Глава 10. Дети мистера Мудра
В тот день Джон беседовал со многими обитателями дома, и когда он удалился в келью, голоса их звучали в его ушах, лица мелькали перед глазами. Ночью он услышал тихий свист и приподнял голову. По ту сторону окна, в лунном свете, кто-то стоял. "Поиграй с нами", - сказал чей-то голос, и снизу, из мрака, послышался тихий смех.
- Здесь высоко, я не спрыгну, - сказал Джон.
- При свете луны? - спросил человек и протянул к нему руки. - Прыгай!
Джон быстро оделся и, к своему удивлению, легко спрыгнул на землю. Через минуту-другую он уже скакал по лужайке с детьми мистера Мудра. Они добежали до леса и, когда Джон, запыхавшись, упал у тернового куста, послышалось звяканье посуды и хлопанье пробок.
- Отец держит нас на диете, - объяснил тот, кто привел его. Приходится добирать по ночам.
- Шампанское от лорда Блазна, - сказал один.
- Окорок от Мамаши, - сказал другой.
- Гашиш с Юга! - крикнул третий. - Из Теми или из Топи.
- А это вино, - робко прибавила одна из дочерей, - прислала Матушка.
- На что оно нам? - сказал ее брат.
- Ешь же ты икру от своих черномагов! - сказала девушка. - И вообще, я его люблю. Я без него болею.
- А ты хлебни виски, - сказал еще кто-то. - Карлики гонят.
- Не знаю, зачем вы все это едите и пьете, - вступил в беседу еще один из сыновей. - Простая здоровая пища из Шумигама, вот что нам нужно!
- Это тебе нужно, Герберт, - сказал новый голос.
- Другим она вредна. Кусочек баранины с мятным соусом - вот это я понимаю!
- Знаем, знаем твои вкусы, Бенедикт! - закричали все.
- Схожу-ка я к старому Люту, - сказал тот, кто советовал сестре хлебнуть виски.
- Ну, нет, Фридрих, лучше в Черномагию! - сказал другой.
- Не ходи, Рудольф! - попросил до сих пор молчавший брат. - Пройдемся лучше в Пуританию.
- Отстань, Иммануил! - отмахнулся тот, кого назвали Рудольф. - Шел бы уж прямо к Матушке!
- Альберт к ней ходит, - сказала сестра. Сыновья и дочери мистера Мудра разошлись поодиночке в разные стороны, а те, кто остался, приставали к Джону, пытаясь пленить его той или иной забавой. Кто-то трудился над головоломкой, кто-то играл в чехарду, кто-то бегал за бабочками, оглашая визгами лес, и длилось это долго, и Джон, проснувшись, не помнил, случилось ли что-нибудь еще. И уж никак не мог он, хотя и старался, выяснить наутро, помнят ли младшие члены семьи о своих ночных проделках. Гадая о том, приснилось ему или они очень хорошо скрывают свою тайну, он склонился ко второй разгадке, ибо слишком уж они сердились, когда он их спрашивал.

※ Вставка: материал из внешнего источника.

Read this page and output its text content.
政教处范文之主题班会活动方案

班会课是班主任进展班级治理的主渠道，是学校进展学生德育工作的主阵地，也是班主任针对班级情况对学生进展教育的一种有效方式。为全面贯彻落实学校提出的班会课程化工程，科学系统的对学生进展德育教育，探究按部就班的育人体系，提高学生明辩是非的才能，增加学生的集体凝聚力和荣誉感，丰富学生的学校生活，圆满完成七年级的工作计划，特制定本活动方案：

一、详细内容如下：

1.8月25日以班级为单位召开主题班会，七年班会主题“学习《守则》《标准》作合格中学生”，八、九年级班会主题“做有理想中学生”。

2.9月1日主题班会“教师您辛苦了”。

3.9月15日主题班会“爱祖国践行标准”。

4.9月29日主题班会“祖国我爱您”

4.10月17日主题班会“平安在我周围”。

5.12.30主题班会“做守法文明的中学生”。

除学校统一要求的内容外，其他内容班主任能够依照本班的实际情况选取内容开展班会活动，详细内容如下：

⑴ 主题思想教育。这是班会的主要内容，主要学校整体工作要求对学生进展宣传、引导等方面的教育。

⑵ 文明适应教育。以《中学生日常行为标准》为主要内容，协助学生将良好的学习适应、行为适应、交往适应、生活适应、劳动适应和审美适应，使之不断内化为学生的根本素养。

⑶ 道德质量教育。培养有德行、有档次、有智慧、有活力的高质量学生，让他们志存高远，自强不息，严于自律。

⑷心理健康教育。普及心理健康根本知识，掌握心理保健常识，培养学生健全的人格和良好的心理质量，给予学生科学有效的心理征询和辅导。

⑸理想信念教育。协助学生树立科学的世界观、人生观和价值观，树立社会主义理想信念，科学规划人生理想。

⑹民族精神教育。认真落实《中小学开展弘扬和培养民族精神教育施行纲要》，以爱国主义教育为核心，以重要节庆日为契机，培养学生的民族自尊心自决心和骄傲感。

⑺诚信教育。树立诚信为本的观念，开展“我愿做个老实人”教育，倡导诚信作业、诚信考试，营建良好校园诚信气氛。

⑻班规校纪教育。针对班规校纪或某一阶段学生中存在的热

Глава 11. Снова мистер Мудр
Когда трое снова уселись на террасе, мистер Мудр продолжал свою речь:
- Мы видели, что существуют три вещи: остров, дороги и правила. Все они есть, все созданы не нами, но мы не знаем, создал ли их Хозяин. Теперь скажу о том, что нельзя полагать, будто остров - на одном краю света, а на другом - Замок. Земля круглая, край света - повсюду, ибо край сферы - ее поверхность. Однако и остров, и замок в определенном смысле реальны.
Ты рассказал мне, Джон, как рыцарь победил Великана, спросив, какого цвета вещи во тьме. Мой друг объяснил тебе, что цвета нет, когда не глядишь, запаха нет, когда не нюхаешь - словом, нет ничего, чего нет в сознании. Значит, и небеса, и красота земли - только воображение, но не твое и не мое, ибо мы оба видим одно и то же и находимся в одном и том же месте, что было бы невозможно, если бы мир был лишь в нашем сознании. Все это, - и он повел рукою, - существует в чьем-то огромном, могущественном сознании; но если ты спросишь, в чьем, миф о Хозяине тебе не поможет. Хозяин - личность, и каким огромным Он ни будь, сознание Его отделено от твоего, как, скажем, мое. Лучше допустим, что мир не в том или ином сознании, но в сознании как таковом - в безличном начале осознанности, которое непрестанно питает своих тленных детей.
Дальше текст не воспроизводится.